What is a UPS?
UPS is an acronym for Uninterruptible Power Supply.
A UPS is a power protection device that will regulate the incoming power to acceptable parameters and will also supply a limited amount of power when there is no mains power.
It has a number of functions, designed to protect almost all electronic devices.
To understand why this device is so important, it may help to understand power a little better.
If you have witnessed in the past flickering lights in your home or office, computer freezing up or restarting, then you may be suffering a power supply problem.
What many people do not realise is that the power provided to their home or office is at times irregular and not necessarily continuous 230volts supply. The ideal voltage supply is 230v. However, even in residential areas, this can often be over 260v, or under 200v. It can get even worse in industrial areas if you live near or work in these zones due to machinery being used and the drop in power that is drawing from these zones.

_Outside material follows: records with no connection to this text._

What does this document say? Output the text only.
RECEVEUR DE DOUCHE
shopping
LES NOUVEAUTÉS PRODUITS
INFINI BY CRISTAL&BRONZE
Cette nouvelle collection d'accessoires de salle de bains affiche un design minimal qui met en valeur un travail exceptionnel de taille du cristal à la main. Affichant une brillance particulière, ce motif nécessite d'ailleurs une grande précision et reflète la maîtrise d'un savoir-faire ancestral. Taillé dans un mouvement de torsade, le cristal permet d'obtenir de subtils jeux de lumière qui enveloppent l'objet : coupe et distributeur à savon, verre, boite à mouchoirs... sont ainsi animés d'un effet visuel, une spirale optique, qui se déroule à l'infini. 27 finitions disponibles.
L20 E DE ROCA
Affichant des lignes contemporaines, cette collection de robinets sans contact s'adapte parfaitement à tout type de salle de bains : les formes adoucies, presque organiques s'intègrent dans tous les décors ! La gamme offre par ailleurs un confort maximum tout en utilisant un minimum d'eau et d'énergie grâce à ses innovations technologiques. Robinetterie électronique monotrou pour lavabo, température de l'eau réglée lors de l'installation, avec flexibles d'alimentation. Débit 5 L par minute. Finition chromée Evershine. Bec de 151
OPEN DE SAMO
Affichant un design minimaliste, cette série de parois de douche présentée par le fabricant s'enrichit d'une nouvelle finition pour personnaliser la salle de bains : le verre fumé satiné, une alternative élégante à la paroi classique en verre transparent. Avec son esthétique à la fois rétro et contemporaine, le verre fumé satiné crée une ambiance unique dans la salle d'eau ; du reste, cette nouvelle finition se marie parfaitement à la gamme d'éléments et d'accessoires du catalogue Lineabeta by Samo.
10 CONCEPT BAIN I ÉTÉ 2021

A basic standby UPS can sense the voltage is not good enough, and will automatically go to battery power until normal power returns.
Other units can adjust the voltage for the connected equipment to keep it at safe levels. High-end UPS models can give a perfectly stable output of 230v at all times regardless of input power.
Other common power problem can be surges and spikes. This is where the incoming voltage jumps rapidly.
A UPS can help fix most power problems.
Selecting the right UPS for your systems
The installation requirement itself depends on a number of factors, including:
– The maximum possible load
– The maximum likely load
– Power factor
– The level of redundancy required
– Battery backup time
All IT infrastructure that is critical to a business should be UPS protected; this includes network switches, routers, firewalls as well as servers.